Thirdly, the author looks at the number of the advance decision in the U.S. at a given period and notes that the number is relatively small; this will also be the case in England and Wales. Fourthly, the researcher is keen to note that legalizing advance decisions will also complicate the role of the Lasting Power Attorney (LPA) in helping incapacitated patients. Additionally, the author posits that it will be difficult for most patients and their relatives to interpret the legalized advance decisions relative to the prognosis and the preferred medical interventions. Lastly, the article shows thatonn several occasions, the advanced decisions can be used willingly to commit suicide for patients who think that their quality of life (QOL) after the medical interventions will see their physical or mental abilities reduced significantly (Tillyard, 2007).
Summary
Despite that the article is well structured and professionally presented; it lacks a relevant summary, which captures the article’s main points. However, the article is relevant to nursing practice because it offers a framework for nursing practitioners to reconsider their decision-making strategies, particularly in the intensive care unit. Conversely, if the issues presented in the article are used in nursing practice, they will enable nursing practitioners to realize positive patient outcomes because the article allows the nurses to make ethical considerations relative to the contents of advance decisions (ADs).

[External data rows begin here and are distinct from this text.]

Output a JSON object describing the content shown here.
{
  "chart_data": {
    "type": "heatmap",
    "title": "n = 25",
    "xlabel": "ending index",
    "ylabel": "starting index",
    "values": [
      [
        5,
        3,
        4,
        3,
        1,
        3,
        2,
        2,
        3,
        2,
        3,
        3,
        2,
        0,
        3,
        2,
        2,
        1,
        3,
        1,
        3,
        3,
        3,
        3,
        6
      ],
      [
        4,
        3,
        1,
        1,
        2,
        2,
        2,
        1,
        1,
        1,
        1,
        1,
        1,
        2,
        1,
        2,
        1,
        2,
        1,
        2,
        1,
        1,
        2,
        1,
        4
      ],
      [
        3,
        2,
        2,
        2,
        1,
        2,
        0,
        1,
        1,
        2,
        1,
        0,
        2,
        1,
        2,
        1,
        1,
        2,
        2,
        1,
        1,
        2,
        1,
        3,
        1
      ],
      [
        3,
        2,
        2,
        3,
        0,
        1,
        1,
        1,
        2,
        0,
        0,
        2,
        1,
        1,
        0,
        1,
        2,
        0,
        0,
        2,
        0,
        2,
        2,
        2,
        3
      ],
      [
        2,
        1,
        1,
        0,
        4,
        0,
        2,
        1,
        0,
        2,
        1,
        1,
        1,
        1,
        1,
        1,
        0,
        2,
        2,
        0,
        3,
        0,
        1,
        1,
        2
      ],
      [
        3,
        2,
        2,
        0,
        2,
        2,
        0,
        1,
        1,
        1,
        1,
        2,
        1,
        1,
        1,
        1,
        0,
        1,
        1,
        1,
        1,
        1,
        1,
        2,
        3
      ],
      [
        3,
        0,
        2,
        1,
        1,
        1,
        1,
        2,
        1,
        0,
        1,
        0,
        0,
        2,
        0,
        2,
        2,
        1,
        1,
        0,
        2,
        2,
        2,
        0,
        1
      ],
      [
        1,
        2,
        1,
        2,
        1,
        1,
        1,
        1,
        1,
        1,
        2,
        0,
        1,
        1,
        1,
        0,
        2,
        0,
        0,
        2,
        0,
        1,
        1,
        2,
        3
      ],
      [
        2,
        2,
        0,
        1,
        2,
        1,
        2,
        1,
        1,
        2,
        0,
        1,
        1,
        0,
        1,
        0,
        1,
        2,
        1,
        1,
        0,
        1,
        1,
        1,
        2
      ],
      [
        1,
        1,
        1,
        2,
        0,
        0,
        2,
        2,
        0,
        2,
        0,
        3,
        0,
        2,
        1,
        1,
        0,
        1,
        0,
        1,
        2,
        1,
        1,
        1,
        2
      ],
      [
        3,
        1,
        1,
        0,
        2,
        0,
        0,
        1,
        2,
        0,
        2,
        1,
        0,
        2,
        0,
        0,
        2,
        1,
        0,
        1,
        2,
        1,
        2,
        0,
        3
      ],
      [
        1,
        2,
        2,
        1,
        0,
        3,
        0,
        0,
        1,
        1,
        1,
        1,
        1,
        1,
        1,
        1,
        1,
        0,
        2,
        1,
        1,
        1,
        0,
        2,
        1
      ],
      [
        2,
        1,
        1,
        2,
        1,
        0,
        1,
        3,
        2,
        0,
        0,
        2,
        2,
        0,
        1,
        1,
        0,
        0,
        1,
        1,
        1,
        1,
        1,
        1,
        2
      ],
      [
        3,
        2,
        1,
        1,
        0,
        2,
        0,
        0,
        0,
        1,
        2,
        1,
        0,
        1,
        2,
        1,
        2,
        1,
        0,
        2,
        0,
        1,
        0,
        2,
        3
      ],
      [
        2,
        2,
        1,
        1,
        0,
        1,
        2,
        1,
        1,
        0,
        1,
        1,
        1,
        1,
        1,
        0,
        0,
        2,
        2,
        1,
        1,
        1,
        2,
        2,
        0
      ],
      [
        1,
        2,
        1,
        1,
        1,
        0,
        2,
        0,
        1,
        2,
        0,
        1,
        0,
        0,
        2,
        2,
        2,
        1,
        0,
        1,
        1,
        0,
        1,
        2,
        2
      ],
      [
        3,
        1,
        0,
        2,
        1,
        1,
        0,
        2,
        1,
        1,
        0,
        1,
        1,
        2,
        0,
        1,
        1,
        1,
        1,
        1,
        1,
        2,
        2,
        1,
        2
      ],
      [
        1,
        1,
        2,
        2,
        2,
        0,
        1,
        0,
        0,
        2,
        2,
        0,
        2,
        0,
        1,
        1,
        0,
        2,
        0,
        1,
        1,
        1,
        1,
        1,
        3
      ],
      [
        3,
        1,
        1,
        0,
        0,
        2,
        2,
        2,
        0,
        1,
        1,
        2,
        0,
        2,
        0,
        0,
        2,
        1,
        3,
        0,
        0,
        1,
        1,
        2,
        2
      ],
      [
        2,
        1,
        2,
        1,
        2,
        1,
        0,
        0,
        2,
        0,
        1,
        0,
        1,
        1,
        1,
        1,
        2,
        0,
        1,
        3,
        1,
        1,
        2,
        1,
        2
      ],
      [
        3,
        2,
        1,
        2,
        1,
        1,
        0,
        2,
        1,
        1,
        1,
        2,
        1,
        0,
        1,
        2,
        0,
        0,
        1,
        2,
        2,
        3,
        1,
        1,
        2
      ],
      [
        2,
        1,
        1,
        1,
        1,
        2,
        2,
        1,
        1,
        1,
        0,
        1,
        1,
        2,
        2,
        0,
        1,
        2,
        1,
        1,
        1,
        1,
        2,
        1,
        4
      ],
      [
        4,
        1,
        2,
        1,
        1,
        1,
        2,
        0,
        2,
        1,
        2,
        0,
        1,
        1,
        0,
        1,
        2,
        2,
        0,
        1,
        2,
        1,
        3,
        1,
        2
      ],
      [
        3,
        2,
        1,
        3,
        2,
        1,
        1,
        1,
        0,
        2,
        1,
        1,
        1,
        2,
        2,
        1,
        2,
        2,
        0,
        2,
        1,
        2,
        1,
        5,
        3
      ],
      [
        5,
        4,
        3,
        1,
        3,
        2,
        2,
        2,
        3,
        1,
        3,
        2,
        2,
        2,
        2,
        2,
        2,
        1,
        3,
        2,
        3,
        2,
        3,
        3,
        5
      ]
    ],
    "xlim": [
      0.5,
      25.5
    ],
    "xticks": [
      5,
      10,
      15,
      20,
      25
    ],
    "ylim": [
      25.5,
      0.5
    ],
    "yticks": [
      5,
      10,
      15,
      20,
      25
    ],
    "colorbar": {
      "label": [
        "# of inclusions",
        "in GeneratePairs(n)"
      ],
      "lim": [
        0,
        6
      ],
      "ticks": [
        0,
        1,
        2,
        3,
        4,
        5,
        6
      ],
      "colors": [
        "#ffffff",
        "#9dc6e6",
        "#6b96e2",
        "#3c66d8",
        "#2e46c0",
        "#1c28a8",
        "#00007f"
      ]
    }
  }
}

Lastly, the article is generally relevant to the topic of choice because it addresses pertinent issues in ethics, which should be given sound considerations when making decisions involving critically ill patients. Therefore, the article can be a resourceful tool in addressing various ethical issues in nursing, which influence patient outcomes and the quality of healthcare services.
Reference
Tillyard, A. R. (2007). Ethics review: ‘Living wills’ and intensive care-an overview of the American experience. Critical Care, 11, 219. Web.